Hollywood’s latest attempt to lecture America tanked at the box office over the weekend, with Supergirl opening to roughly $38 million domestically against a reported production budget in the neighborhood of $170 million — a disastrous start for what was supposed to be a marquee DC release. The Numbers’ early tallies make it clear this was not a slow burn; the film’s worldwide haul sits far short of what the studio needed to even sniff profitability.

Long before the credits rolled, the film’s star, Milly Alcock, had already made headlines by warning that “simply existing as a woman in that space is something that people comment on,” comments that played straight into a narrative of victimhood and preemptive grievance. That kind of messaging from a title actor isn’t neutral — it signals Hollywood’s preference for cultural calls-to-arms over inviting a broad paying audience to enjoy a movie.

Critics, meanwhile, praised parts of the performance while savaging the movie’s tonal and visual choices; reviews called the film uneven and emotionally colorless, even as they conceded Alcock’s on-screen work had merit. Mixed-to-negative early reviews, combined with lukewarm audience responses, made it hard for word-of-mouth to save opening weekend numbers.

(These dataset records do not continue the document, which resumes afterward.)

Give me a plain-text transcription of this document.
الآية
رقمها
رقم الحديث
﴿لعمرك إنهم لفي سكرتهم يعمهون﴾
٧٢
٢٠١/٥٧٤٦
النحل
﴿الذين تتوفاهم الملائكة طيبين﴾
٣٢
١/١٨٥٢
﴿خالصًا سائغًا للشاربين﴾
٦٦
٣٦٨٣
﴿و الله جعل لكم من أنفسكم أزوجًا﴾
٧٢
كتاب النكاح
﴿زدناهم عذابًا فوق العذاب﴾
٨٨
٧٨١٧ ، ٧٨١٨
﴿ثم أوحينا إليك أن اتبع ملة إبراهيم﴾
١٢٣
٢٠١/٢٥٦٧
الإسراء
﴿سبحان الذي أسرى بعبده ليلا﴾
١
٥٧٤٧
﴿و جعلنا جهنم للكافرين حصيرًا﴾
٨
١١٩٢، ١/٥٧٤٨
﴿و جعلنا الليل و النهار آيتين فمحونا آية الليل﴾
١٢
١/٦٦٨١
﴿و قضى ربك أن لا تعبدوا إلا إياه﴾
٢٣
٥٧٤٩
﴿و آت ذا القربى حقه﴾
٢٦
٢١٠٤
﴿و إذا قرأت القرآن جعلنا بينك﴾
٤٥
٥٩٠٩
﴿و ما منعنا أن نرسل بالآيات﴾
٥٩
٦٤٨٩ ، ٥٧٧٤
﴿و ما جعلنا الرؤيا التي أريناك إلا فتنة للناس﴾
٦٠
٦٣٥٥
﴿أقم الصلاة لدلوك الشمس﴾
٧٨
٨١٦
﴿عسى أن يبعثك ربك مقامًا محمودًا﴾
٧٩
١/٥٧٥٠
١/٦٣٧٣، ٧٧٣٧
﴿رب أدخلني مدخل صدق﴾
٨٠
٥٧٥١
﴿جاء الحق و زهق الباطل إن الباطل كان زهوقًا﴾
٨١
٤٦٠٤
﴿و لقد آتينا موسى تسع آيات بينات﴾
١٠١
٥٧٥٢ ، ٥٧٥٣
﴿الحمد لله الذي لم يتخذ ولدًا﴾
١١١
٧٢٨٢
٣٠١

Even DC Studios leadership couldn’t bury the facts in PR spin: co-chair Peter Safran acknowledged the release “didn’t meet our box office expectations,” framing the flop as an inconvenient data point in a longer plan rather than a sign Hollywood should stop alienating ordinary Americans. That kind of corporate damage control won’t pay the bills or convince families to spend their entertainment dollars next month.

This outcome is not an accident. For years executives and talent have mistaken moralizing speeches and identity-branding for storytelling, and the result is an industry that scolds its customers while expecting their cash. When studios prioritize ideological theater and insider virtue signals over clear characters, satisfying plots, and honest fun, they shouldn’t be shocked when working-class audiences vote with their wallets.

The lesson here for Hollywood is blunt and obvious: stop treating moviegoers like subjects to be lectured and start treating them like customers to be earned. If studios want big summer returns they should make films that entertain and respect the people who pay for tickets — not sermonize them from a red carpet.

America still wants great, entertaining stories, not preachy manifestos in expensive suits. If the DC brand hopes to fly again, it will need leaders who put craft and crowd-pleasing storytelling ahead of woke press cycles, or risk handing more of the culture back to creators who actually understand the tastes of everyday Americans.